Keep in mind that credit scores are numerically calculated representations of the risk you pose to potential lenders of missing future payments. Based upon your recent history of payments, debts, credit limits, missed or late payments, and efforts to acquire additional debt, the score estimates the likelihood that you will make payments on time in the near future. The higher the score the better, with the FICO rating ranging from 300 on the low end to 850 at the top.
However, this does NOT mean that you have to fixate on getting an 850 score. Once your score is in the 750 to 775 range (like 40% or so of the American population), when you qualify for a loan, the lender will likely give you their best interest rates. For example, someone with an incredibly high score of 840 will be no more likely to qualify for the lowest interest rates offered by a lender for a car loan than will another person that has a 780 score. Another way of putting it is this: any score above 770 or so might provide you some bragging rights, but it will not secure you any lower interest rates.
Manage your spending
One of the most helpful financial habits to develop is that of tracking your spending. If you have never written down where every penny of your paycheck goes over a two- or four-week period, it is a task worth more than the energy required to complete it. Simply write down your expenses at the end of each day in 10-15 categories (e.g. dining out, vending machine, groceries, utility bill, etc.), then add those categories up at the end of the month. Actually, summing your expenses after just one week can be an extremely eye-opening experience. Get into the habit of asking for and keeping receipts for all purchases, at least until you have noted them on your expense tracker. And don’t forget to track your online and smartphone app purchases as well.

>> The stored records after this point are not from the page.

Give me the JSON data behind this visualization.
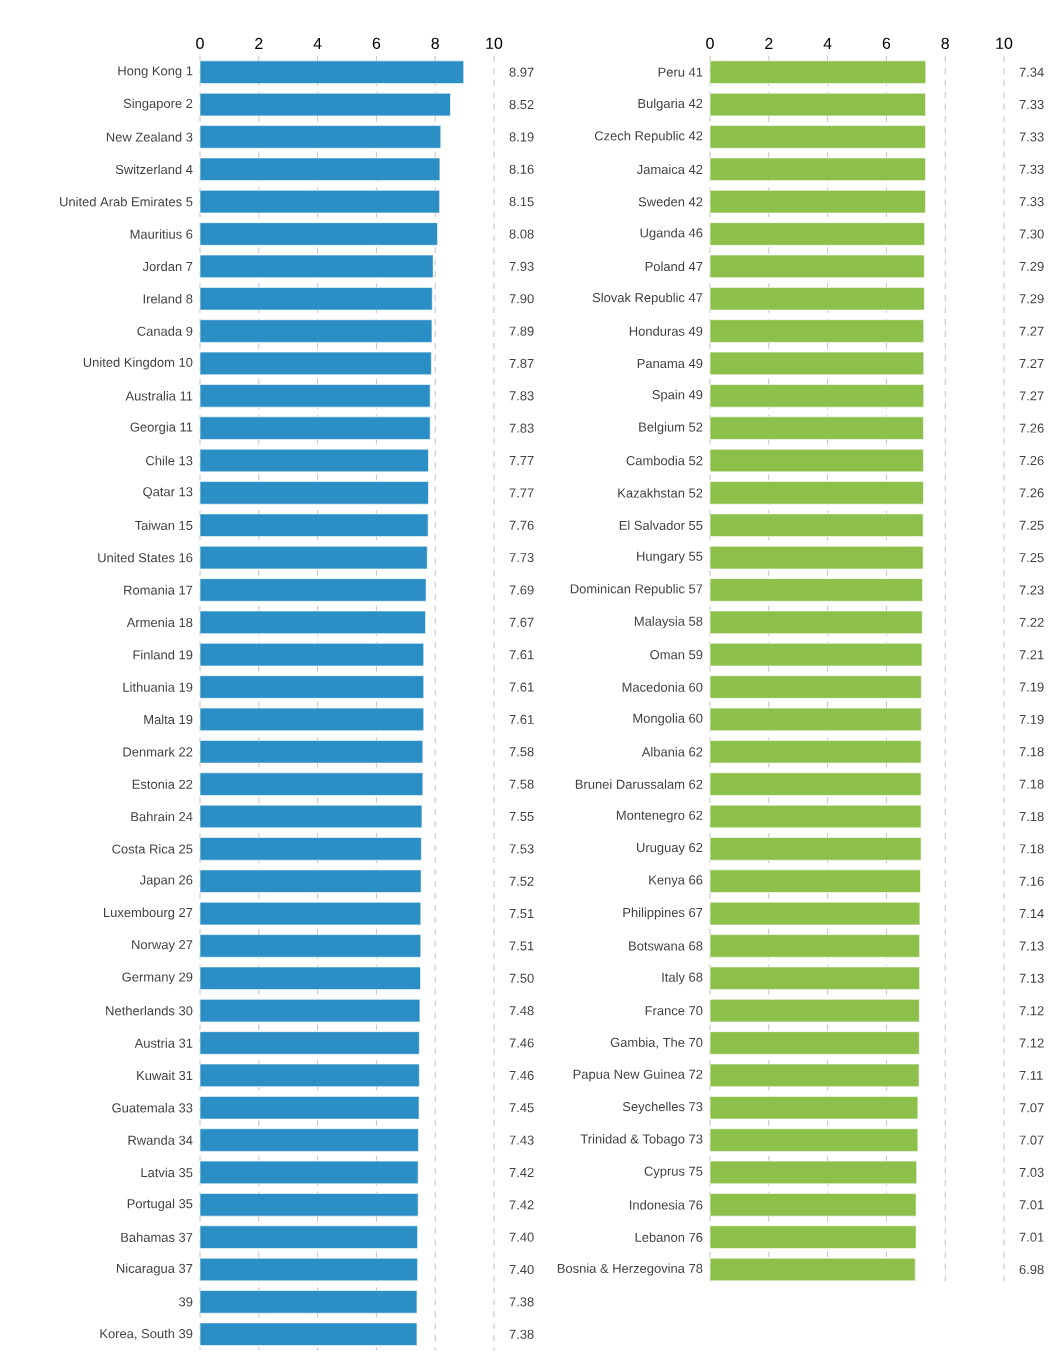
{
  "chart_data": [
    {
      "type": "bar",
      "orientation": "horizontal",
      "color": "#2b8fc6",
      "grid": "x",
      "xlim": [
        0,
        10
      ],
      "xticks": [
        0,
        2,
        4,
        6,
        8,
        10
      ],
      "categories": [
        "Hong Kong  1",
        "Singapore  2",
        "New Zealand  3",
        "Switzerland  4",
        "United Arab Emirates  5",
        "Mauritius  6",
        "Jordan  7",
        "Ireland  8",
        "Canada  9",
        "United Kingdom  10",
        "Australia  11",
        "Georgia  11",
        "Chile  13",
        "Qatar  13",
        "Taiwan  15",
        "United States  16",
        "Romania  17",
        "Armenia  18",
        "Finland  19",
        "Lithuania  19",
        "Malta  19",
        "Denmark  22",
        "Estonia  22",
        "Bahrain  24",
        "Costa Rica  25",
        "Japan  26",
        "Luxembourg  27",
        "Norway  27",
        "Germany  29",
        "Netherlands  30",
        "Austria  31",
        "Kuwait  31",
        "Guatemala  33",
        "Rwanda  34",
        "Latvia  35",
        "Portugal  35",
        "Bahamas  37",
        "Nicaragua  37",
        "39",
        "Korea, South  39"
      ],
      "values": [
        8.97,
        8.52,
        8.19,
        8.16,
        8.15,
        8.08,
        7.93,
        7.9,
        7.89,
        7.87,
        7.83,
        7.83,
        7.77,
        7.77,
        7.76,
        7.73,
        7.69,
        7.67,
        7.61,
        7.61,
        7.61,
        7.58,
        7.58,
        7.55,
        7.53,
        7.52,
        7.51,
        7.51,
        7.5,
        7.48,
        7.46,
        7.46,
        7.45,
        7.43,
        7.42,
        7.42,
        7.4,
        7.4,
        7.38,
        7.38
      ],
      "value_labels": [
        "8.97",
        "8.52",
        "8.19",
        "8.16",
        "8.15",
        "8.08",
        "7.93",
        "7.90",
        "7.89",
        "7.87",
        "7.83",
        "7.83",
        "7.77",
        "7.77",
        "7.76",
        "7.73",
        "7.69",
        "7.67",
        "7.61",
        "7.61",
        "7.61",
        "7.58",
        "7.58",
        "7.55",
        "7.53",
        "7.52",
        "7.51",
        "7.51",
        "7.50",
        "7.48",
        "7.46",
        "7.46",
        "7.45",
        "7.43",
        "7.42",
        "7.42",
        "7.40",
        "7.40",
        "7.38",
        "7.38"
      ]
    },
    {
      "type": "bar",
      "orientation": "horizontal",
      "color": "#8cc04b",
      "grid": "x",
      "xlim": [
        0,
        10
      ],
      "xticks": [
        0,
        2,
        4,
        6,
        8,
        10
      ],
      "categories": [
        "Peru  41",
        "Bulgaria  42",
        "Czech Republic  42",
        "Jamaica  42",
        "Sweden  42",
        "Uganda  46",
        "Poland  47",
        "Slovak Republic  47",
        "Honduras  49",
        "Panama  49",
        "Spain  49",
        "Belgium  52",
        "Cambodia  52",
        "Kazakhstan  52",
        "El Salvador  55",
        "Hungary  55",
        "Dominican Republic  57",
        "Malaysia  58",
        "Oman  59",
        "Macedonia  60",
        "Mongolia  60",
        "Albania  62",
        "Brunei Darussalam  62",
        "Montenegro  62",
        "Uruguay  62",
        "Kenya  66",
        "Philippines  67",
        "Botswana  68",
        "Italy  68",
        "France  70",
        "Gambia, The  70",
        "Papua New Guinea  72",
        "Seychelles  73",
        "Trinidad & Tobago  73",
        "Cyprus  75",
        "Indonesia  76",
        "Lebanon  76",
        "Bosnia & Herzegovina  78"
      ],
      "values": [
        7.34,
        7.33,
        7.33,
        7.33,
        7.33,
        7.3,
        7.29,
        7.29,
        7.27,
        7.27,
        7.27,
        7.26,
        7.26,
        7.26,
        7.25,
        7.25,
        7.23,
        7.22,
        7.21,
        7.19,
        7.19,
        7.18,
        7.18,
        7.18,
        7.18,
        7.16,
        7.14,
        7.13,
        7.13,
        7.12,
        7.12,
        7.11,
        7.07,
        7.07,
        7.03,
        7.01,
        7.01,
        6.98
      ],
      "value_labels": [
        "7.34",
        "7.33",
        "7.33",
        "7.33",
        "7.33",
        "7.30",
        "7.29",
        "7.29",
        "7.27",
        "7.27",
        "7.27",
        "7.26",
        "7.26",
        "7.26",
        "7.25",
        "7.25",
        "7.23",
        "7.22",
        "7.21",
        "7.19",
        "7.19",
        "7.18",
        "7.18",
        "7.18",
        "7.18",
        "7.16",
        "7.14",
        "7.13",
        "7.13",
        "7.12",
        "7.12",
        "7.11",
        "7.07",
        "7.07",
        "7.03",
        "7.01",
        "7.01",
        "6.98"
      ]
    }
  ]
}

There you have it. A few keys to managing your SIMPLE finances. If I were to expand upon the idea that “M Is for Management,” I might expound upon the importance of managing your investments (except that I am not a registered investment advisor, so I cannot give individual investment advice). Or, I might pontificate upon the power of managing your savings accounts (actually that will be the next blog in this series, so watch for “P Is for Plan for expected and unexpected expenses through savings”).
Of course, I would also pitch the gravity of getting a handle on risk through certain insurance products (and while I am not a licensed insurance broker and cannot sell products or give individualized insurance advice, I can certainly provide general guidance on the value of risk management… so stay tuned for “L Is for Limiting your Liability”).
Finally, I would most certainly discourse upon the derogatory nature of excessive consumer debts and the seriousness of disposing of it (but I’ll wait until “E Is for Eliminating the Burden of Debt”).
Obviously, we still have a ways to go to get to S-I-M-P-L-E finances. Thanks for sticking with me thus far!